To the commission, this back-door listing spree has been quite helpful, at least for the moment.

It boosts market sentiment, revives many of its defunct listed companies and relieves pressure on the long queue for an IPO.

Officials at the State Administration of Foreign Exchange, however, see it differently. They are understood to be concerned about the drain on foreign currency reserves.

Wanda Commercial Property’s plan is quite telling in this sense. Despite having some claim to being China’s wealthiest man, Wanda chairman Wang Jialin could not raise more than HK$33 billion to privatise his property business listed here. Bankers are uneasy with the regulatory risk.

Instead, he has raised the sum from private equity. In return, the financiers will get an eye popping gain should the relisting succeed or at least a 10 per cent annual return if nothing happens before 2018.

Both domestic and international money is welcome. According to the pitch book, mainland investors would chip in by depositing the money with a mainland bank which would then instruct its Hong Kong branch to provide a bridging loan for the investment.

That is a classical conduit for draining foreign exchange. The amount of money might not have sounded too big in the old days. But when the yuan is on the defensive, the authorities will tolerate no leakage.

The graft-fighters are also unhappy about the boom in reverse takeovers.

When the returns are enormous and everything hinges on the regulators, corruption finds fertile ground. Opaque holdings via private equity make it hard to hunt down the benefactors.

In the case of Focus Media, the private equity partners paid US$3.78 billion to take the advertising company off the market in May 2013.

When its acquisition of a shell company was approved in December, its valuation rocketed to US$11 billion – that’s a US$7.28 billion, or 95 per cent, gain within three years.

Who are the lucky few? The public has no idea.

On the initial list of financiers in 2013, US-based Carlyle Group, mainland-based FountainVest Partners, Citic Capital and China Everbright were listed the initial investors.
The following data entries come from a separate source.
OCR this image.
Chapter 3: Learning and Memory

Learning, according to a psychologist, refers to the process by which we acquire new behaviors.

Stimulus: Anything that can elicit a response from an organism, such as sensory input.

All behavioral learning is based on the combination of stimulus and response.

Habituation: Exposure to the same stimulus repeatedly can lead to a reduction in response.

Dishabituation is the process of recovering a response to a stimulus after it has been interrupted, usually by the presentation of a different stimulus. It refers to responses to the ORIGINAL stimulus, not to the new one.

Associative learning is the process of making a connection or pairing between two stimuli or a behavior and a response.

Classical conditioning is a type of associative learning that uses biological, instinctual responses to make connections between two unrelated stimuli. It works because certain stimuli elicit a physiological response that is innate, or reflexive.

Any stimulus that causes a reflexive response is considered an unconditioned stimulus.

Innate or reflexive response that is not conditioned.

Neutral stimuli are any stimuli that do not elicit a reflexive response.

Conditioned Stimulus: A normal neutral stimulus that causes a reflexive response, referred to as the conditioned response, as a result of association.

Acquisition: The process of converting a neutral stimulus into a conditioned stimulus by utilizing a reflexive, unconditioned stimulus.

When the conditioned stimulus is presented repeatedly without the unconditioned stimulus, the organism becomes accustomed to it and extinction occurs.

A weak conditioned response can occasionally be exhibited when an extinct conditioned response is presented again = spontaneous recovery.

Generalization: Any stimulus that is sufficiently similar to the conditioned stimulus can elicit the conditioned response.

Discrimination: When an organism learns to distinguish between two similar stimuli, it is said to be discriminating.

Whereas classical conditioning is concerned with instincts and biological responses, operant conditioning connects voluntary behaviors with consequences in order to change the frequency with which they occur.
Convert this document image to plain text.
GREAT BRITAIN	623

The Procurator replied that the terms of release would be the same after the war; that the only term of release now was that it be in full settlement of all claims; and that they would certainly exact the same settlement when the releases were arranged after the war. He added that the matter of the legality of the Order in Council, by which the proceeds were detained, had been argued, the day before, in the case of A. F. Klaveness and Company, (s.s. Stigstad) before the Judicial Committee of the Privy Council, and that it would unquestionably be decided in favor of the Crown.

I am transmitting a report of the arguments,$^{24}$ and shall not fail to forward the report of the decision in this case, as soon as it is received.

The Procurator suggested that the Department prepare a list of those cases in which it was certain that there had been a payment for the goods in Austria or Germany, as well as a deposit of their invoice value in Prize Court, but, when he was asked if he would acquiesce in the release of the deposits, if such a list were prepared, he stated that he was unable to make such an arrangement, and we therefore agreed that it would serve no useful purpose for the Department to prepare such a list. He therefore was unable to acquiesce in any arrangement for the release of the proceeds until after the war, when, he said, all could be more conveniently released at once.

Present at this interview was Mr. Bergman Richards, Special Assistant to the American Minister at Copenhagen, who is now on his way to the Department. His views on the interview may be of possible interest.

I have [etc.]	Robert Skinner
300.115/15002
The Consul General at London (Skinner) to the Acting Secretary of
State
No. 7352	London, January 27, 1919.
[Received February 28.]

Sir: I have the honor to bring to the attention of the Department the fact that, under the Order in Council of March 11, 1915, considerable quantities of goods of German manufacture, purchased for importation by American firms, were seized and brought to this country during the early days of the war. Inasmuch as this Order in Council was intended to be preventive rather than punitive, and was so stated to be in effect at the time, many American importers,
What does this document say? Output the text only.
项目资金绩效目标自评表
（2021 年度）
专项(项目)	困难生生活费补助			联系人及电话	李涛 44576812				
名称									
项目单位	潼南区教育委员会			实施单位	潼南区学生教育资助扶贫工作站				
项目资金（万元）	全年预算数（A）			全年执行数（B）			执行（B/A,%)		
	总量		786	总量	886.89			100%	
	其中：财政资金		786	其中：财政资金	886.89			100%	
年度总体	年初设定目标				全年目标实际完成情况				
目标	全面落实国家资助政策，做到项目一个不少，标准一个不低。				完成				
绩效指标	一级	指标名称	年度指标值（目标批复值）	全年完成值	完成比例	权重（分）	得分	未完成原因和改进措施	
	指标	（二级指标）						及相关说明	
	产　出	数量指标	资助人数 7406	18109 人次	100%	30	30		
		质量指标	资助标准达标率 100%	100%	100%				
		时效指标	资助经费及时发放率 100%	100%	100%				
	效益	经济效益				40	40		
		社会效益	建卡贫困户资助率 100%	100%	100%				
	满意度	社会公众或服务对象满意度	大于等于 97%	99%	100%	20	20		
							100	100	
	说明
They were the primary arrangers who on-sold much of their stakes, and risk, to other investors.

A few months before the reverse takeover, Focus Media’s shareholders’ list was updated to include 43 investors. Among them are six overseas investment vehicles, 30 mainland private equity outfits and seven others. Each is holding a few per cent.

These concerns are real. However, they won’t be enough to bring back-door listings to a halt.

The government needs them. The fact is a listed shell is probably the most valuable asset of many state-owned enterprises nowadays. It can easily fetch 5 billion yuan.

Back-door listings are the last chance for them to cash in to fund lay-offs, repay debt or to do whatever restructuring the government is planning.

It is therefore not surprising to see that more than 60 per cent of the reverse takeovers approved in the past 12 months involved state-owned shells.

The door is closing but is not shut. Those most likely to get in would involve state-owned shells, no privatisation and therefore no exodus of foreign exchange and little private equity. Of course, political clout does matter.